Maximum Danger
IP 35.216.172.131 is a maximum-threat-level address operated within Google Cloud infrastructure (AS15169) that has accumulated 189 independent abuse reports across automated honeypot sensors between October 2025 and May 2026, indicating sustained malicious activity originating from what appears to be a cloud-hosted environment in Switzerland. Despite a relatively low activity frequency score of 2 out of 10, the IP carries a 10 out of 10 threat level, suggesting that each detected engagement poses severe risk to targeted systems.
The detection data reveals 189 total reports sourced from 20 distinct honeypot sensors, with the dominant threat categories being Hacking (17 reports), Exploited Host (10 reports) and Web App Attack (3 reports). Network inspection captured multiple Suricata signatures including indicators of SMBv1 protocol usage associated with malware and exploit delivery, HTTP unexpected request body anomalies pointing to exploitation tooling, and TLS invalid record type signatures consistent with encrypted command-and-control communications. The combination of these patterns across a major cloud provider's IP space suggests the address is likely functioning as an attack platform, either through compromise of a cloud-hosted asset or deliberate abuse of the provider's infrastructure for threat operations.

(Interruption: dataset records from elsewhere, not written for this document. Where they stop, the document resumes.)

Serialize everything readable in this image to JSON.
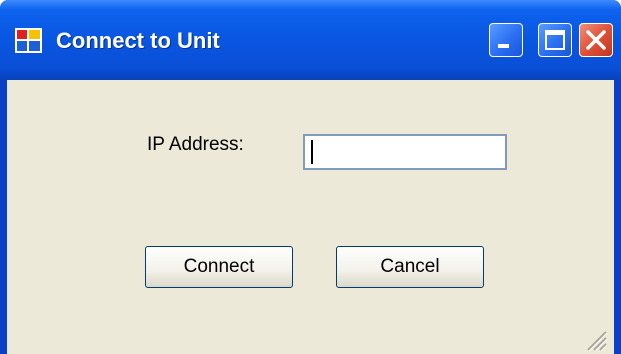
{
  "window": {
    "title": "Connect to Unit",
    "controls": [
      "minimize-icon",
      "maximize-icon",
      "close-icon"
    ]
  },
  "form": {
    "ip_label": "IP Address:",
    "ip_value": "",
    "connect_label": "Connect",
    "cancel_label": "Cancel"
  },
  "colors": {
    "titlebar": "#0a55e0",
    "client_bg": "#ece9d8",
    "close_button": "#e0523a"
  }
}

The reported Exploited Host classification indicates this IP may belong to a legitimate system that has been compromised and weaponised without the owner's knowledge, a common occurrence in cloud environments where misconfigurations or unpatched services become entry points for attackers. The Web App Attack signatures suggest active probing for OWASP Top 10 vulnerabilities, while the SMBv1 and malware-related Suricata alerts align with lateral movement and remote-code-execution techniques frequently observed in ransomware and espionage operations. The TLS anomalies particularly indicate sophisticated threat actors employing encrypted channels to evade detection.
Site operators with exposed services should immediately block this IP at the network perimeter and implement fail2ban or similar dynamic firewall rules to auto-blacklist repeat offenders. All exposed web applications should be audited against OWASP Top 10 vulnerabilities, with particular attention to file-inclusion and injection vectors. Systems should be reviewed for unnecessary SMBv1 usage and legacy TLS configurations. Organizations operating Google Cloud infrastructure should consider reporting this IP to Google's Trust and Safety team for abuse investigation, and ensure cloud-hosted assets follow hardening guidelines including least-privilege IAM policies and regular vulnerability scanning.